La neonata amministrazione comunale di Albano Laziale ha pianificato investimenti massicci volti al rilancio e alla cura del proprio territorio. Nel corso della primissima seduta della nuova giunta, l'esecutivo guidato dal sindaco Massimo Ferrarini ha infatti esaminato e dato il via libera a una serie di provvedimenti cardine che delineano le prime linee operative dell'ente.

Al centro dell'azione amministrativa sono state poste due tematiche di assoluto rilievo per la cittadinanza, focalizzate sul totale ripristino di uno storico impianto sportivo e sulla contestuale valorizzazione delle aree verdi urbane.

Nello specifico, i piani approvati prevedono uno stanziamento complessivo di un milione di euro destinato alla riqualificazione del campo sportivo "Pio XII", una struttura rimasta inutilizzata e in stato di abbandono ormai da moltissimo tempo.

A questo importante capitolo di spesa si affiancano ulteriori 500mila euro che verranno impiegati per finanziare il restyling completo delle varie ville comunali presenti all'interno del territorio di Albano Laziale.

Per quanto riguarda l'impianto calcistico, la giunta ha deliberato l'atto di indirizzo utile a presentare una proposta progettuale specifica all'avviso pubblico promosso dal Dipartimento per lo Sport della Presidenza del Consiglio dei Ministri, denominato "Sport e Periferie 2026".

Questa precisa manovra permetterà al comune di intercettare un contributo statale considerevole, dato che l'ente centrale arriverà a coprire ben il 90% dei costi preventivati per rimettere completamente a nuovo lo stadio cittadino.

Parallelamente, l'amministrazione ha approvato l'atto volto a partecipare a un bando della Regione Lazio incentrato sulle macro-classi delle infrastrutture pubbliche, sociali e della mobilità per il triennio 2026/2028.

Anche in questa seconda circostanza le casse comunali beneficeranno di un supporto economico esterno pari al 90% dell'importo totale, risorse che l'amministrazione ha deciso di convogliare sulla riqualificazione delle ville cittadine.

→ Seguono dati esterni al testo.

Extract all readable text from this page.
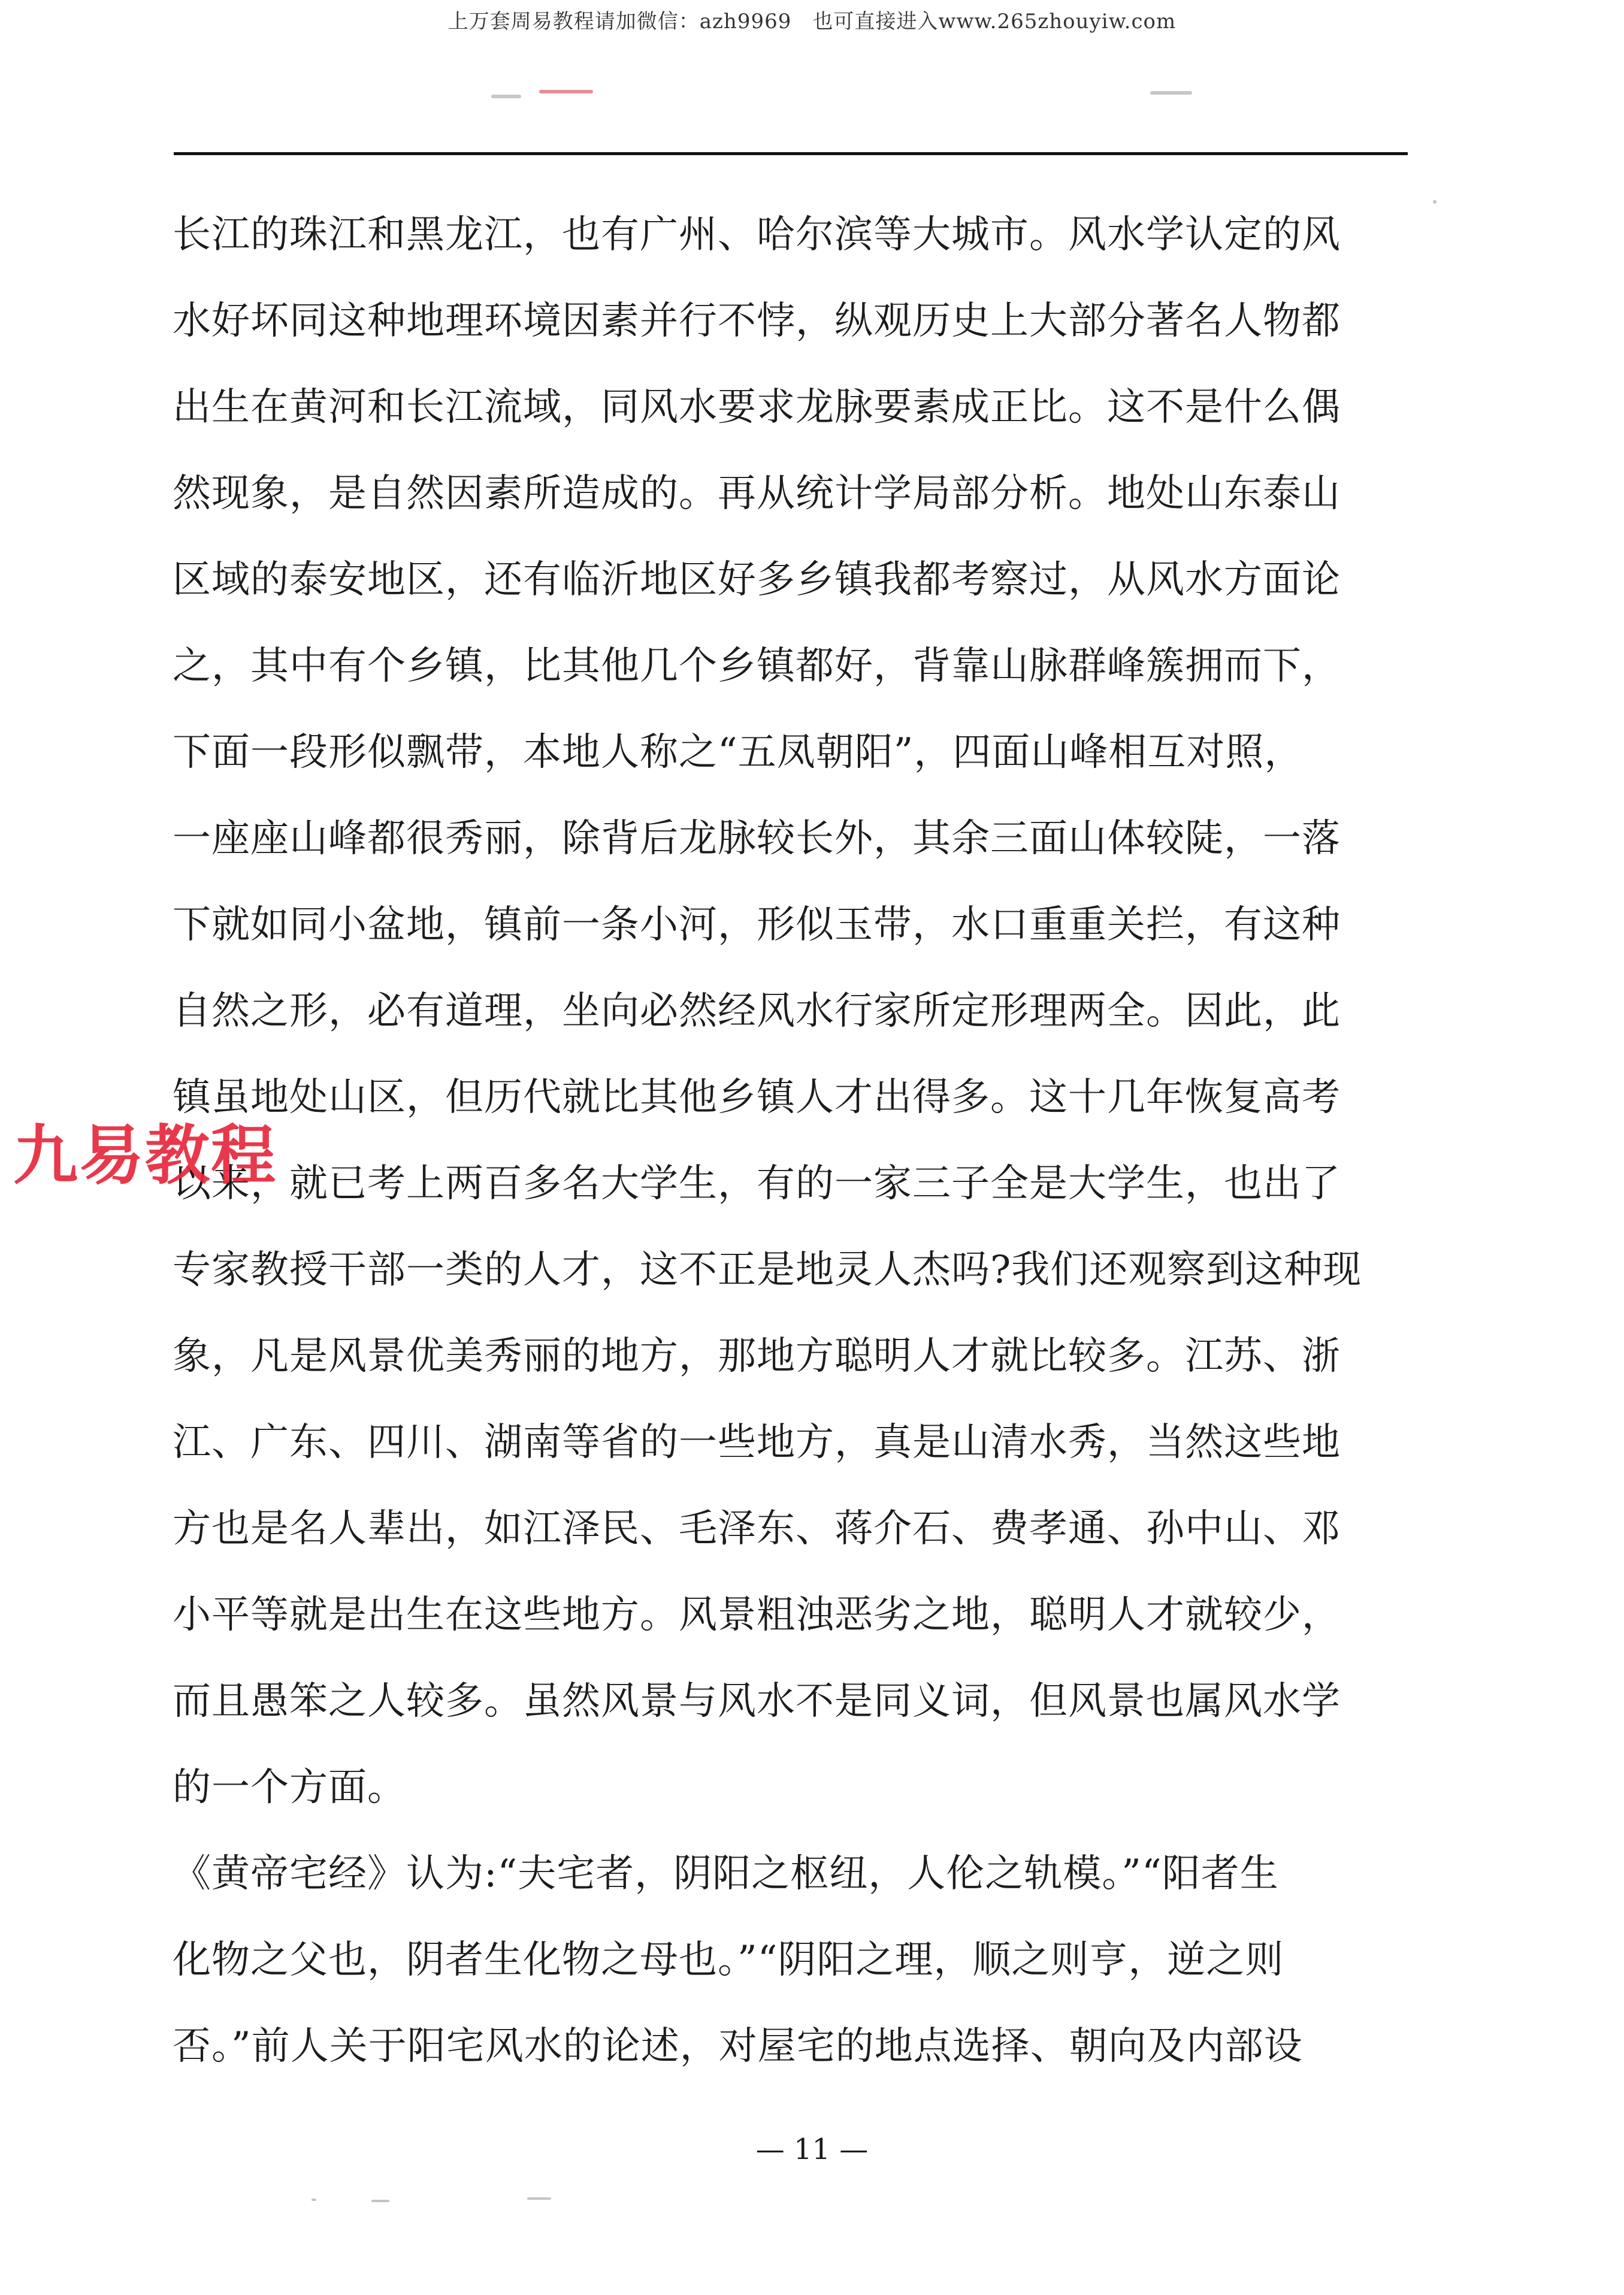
上万套周易教程请加微信：azh9969　也可直接进入www.265zhouyiw.com
长江的珠江和黑龙江，也有广州、哈尔滨等大城市。风水学认定的风
水好坏同这种地理环境因素并行不悖，纵观历史上大部分著名人物都
出生在黄河和长江流域，同风水要求龙脉要素成正比。这不是什么偶
然现象，是自然因素所造成的。再从统计学局部分析。地处山东泰山
区域的泰安地区，还有临沂地区好多乡镇我都考察过，从风水方面论
之，其中有个乡镇，比其他几个乡镇都好，背靠山脉群峰簇拥而下，
下面一段形似飘带，本地人称之“五凤朝阳”，四面山峰相互对照，
一座座山峰都很秀丽，除背后龙脉较长外，其余三面山体较陡，一落
下就如同小盆地，镇前一条小河，形似玉带，水口重重关拦，有这种
自然之形，必有道理，坐向必然经风水行家所定形理两全。因此，此
镇虽地处山区，但历代就比其他乡镇人才出得多。这十几年恢复高考
以来，就已考上两百多名大学生，有的一家三子全是大学生，也出了
专家教授干部一类的人才，这不正是地灵人杰吗?我们还观察到这种现
象，凡是风景优美秀丽的地方，那地方聪明人才就比较多。江苏、浙
江、广东、四川、湖南等省的一些地方，真是山清水秀，当然这些地
方也是名人辈出，如江泽民、毛泽东、蒋介石、费孝通、孙中山、邓
小平等就是出生在这些地方。风景粗浊恶劣之地，聪明人才就较少，
而且愚笨之人较多。虽然风景与风水不是同义词，但风景也属风水学
的一个方面。
《黄帝宅经》认为:“夫宅者，阴阳之枢纽，人伦之轨模。”“阳者生
化物之父也，阴者生化物之母也。”“阴阳之理，顺之则亨，逆之则
否。”前人关于阳宅风水的论述，对屋宅的地点选择、朝向及内部设
九易教程
— 11 —
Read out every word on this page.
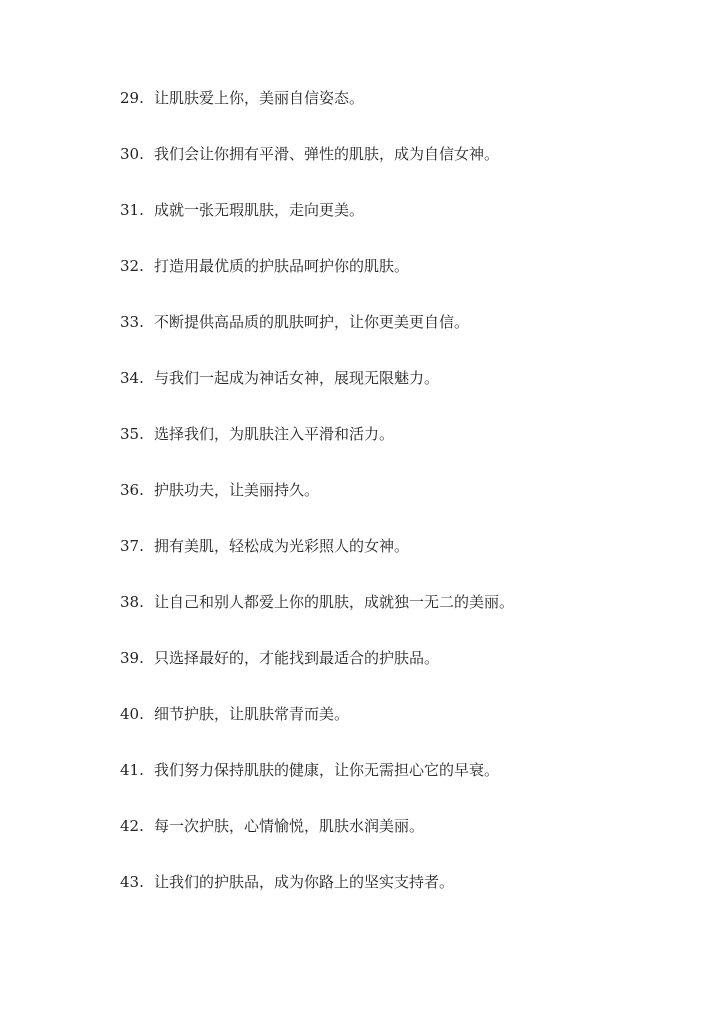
29. 让肌肤爱上你，美丽自信姿态。
30. 我们会让你拥有平滑、弹性的肌肤，成为自信女神。
31. 成就一张无瑕肌肤，走向更美。
32. 打造用最优质的护肤品呵护你的肌肤。
33. 不断提供高品质的肌肤呵护，让你更美更自信。
34. 与我们一起成为神话女神，展现无限魅力。
35. 选择我们，为肌肤注入平滑和活力。
36. 护肤功夫，让美丽持久。
37. 拥有美肌，轻松成为光彩照人的女神。
38. 让自己和别人都爱上你的肌肤，成就独一无二的美丽。
39. 只选择最好的，才能找到最适合的护肤品。
40. 细节护肤，让肌肤常青而美。
41. 我们努力保持肌肤的健康，让你无需担心它的早衰。
42. 每一次护肤，心情愉悦，肌肤水润美丽。
43. 让我们的护肤品，成为你路上的坚实支持者。
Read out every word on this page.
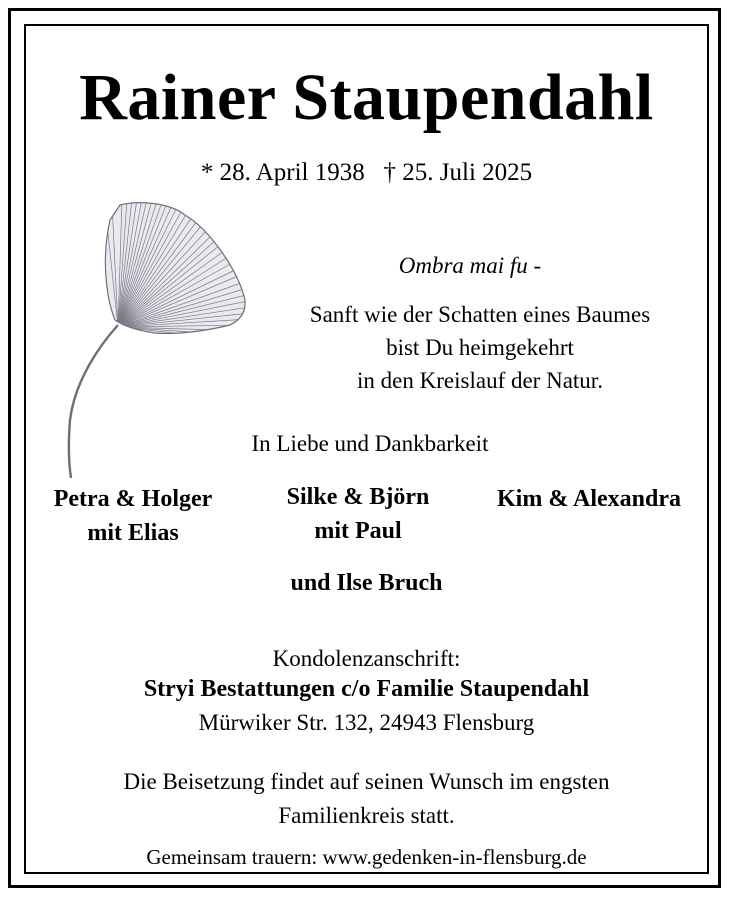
Rainer Staupendahl
* 28. April 1938 † 25. Juli 2025
Ombra mai fu -
Sanft wie der Schatten eines Baumes
bist Du heimgekehrt
in den Kreislauf der Natur.
In Liebe und Dankbarkeit
Petra & Holger
mit Elias
Silke & Björn
mit Paul
Kim & Alexandra
und Ilse Bruch
Kondolenzanschrift:
Stryi Bestattungen c/o Familie Staupendahl
Mürwiker Str. 132, 24943 Flensburg
Die Beisetzung findet auf seinen Wunsch im engsten
Familienkreis statt.
Gemeinsam trauern: www.gedenken-in-flensburg.de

Il primo cittadino Ferrarini ha tenuto a precisare come lo sviluppo del territorio passi inevitabilmente dal miglioramento dei servizi, della viabilità, dello sport e della qualità urbana, elementi considerati settori centrali dell'azione di governo.

Oltre alle opere pubbliche, l'attività della giunta ha toccato da vicino l'efficienza della struttura dell'ente, approvando tre distinte convenzioni per l'utilizzo di graduatorie concorsuali attive in altri comuni limitrofi.

Grazie a questi accordi, il comune potrà potenziare l'organico inserendo giardinieri qualificati da Grottaferrata, un operaio specializzato da Roviano e istruttori di stampo amministrativo e contabile provenienti da Velletri.

Questa strategia permetterà di accelerare notevolmente i tempi per l'inserimento del nuovo personale, rafforzando le prestazioni dell'ente e garantendo al contempo un significativo risparmio di risorse finanziarie.

Le decisioni ufficializzate in merito alla rinascita del "Pio XII" hanno immediatamente innescato una forte ondata di entusiasmo e felicità tra i vertici e i sostenitori dell'Albalonga, gloriosa realtà calcistica che milita nel campionato di Serie D.

Il club, guidato da ben quarantadue anni dallo storico presidente Bruno Camerini, ha dovuto infatti affrontare l'attuale stagione agonistica affrontando enormi sacrifici logistici lontano dalle proprie mura.

A causa dell'indisponibilità del proprio storico campo, la squadra è stata costretta a emigrare a Roma, disputando tutti i propri incontri interni sul terreno del "Francesca Gianni", situato nel quartiere capitolino di San Basilio.

Il patron della compagine castellana ha espresso profonda soddisfazione constatando come le promesse della nuova giunta si stiano traducendo in azioni reali e non in semplici parole volte ad affabulare la piazza.

L'obiettivo primario espresso dal presidente resta quello di poter ricondurre l'Albalonga nel proprio alveo naturale, permettendole di giocare davanti alla propria gente in un impianto rinnovato e all'altezza della sua storia.

Poiché il completamento dei complessi lavori di riqualificazione richiederà inevitabilmente del tempo, la società sta valutando alcune soluzioni temporanee per l'immediato futuro, in modo da riavvicinarsi subito a casa.

Tra le opzioni al vaglio spicca la possibilità di essere ospitati provvisoriamente presso l'impianto sportivo di Cecchina, area che rientra nel territorio comunale di Albano, oppure in altre strutture dislocate nella zona dei Castelli Romani.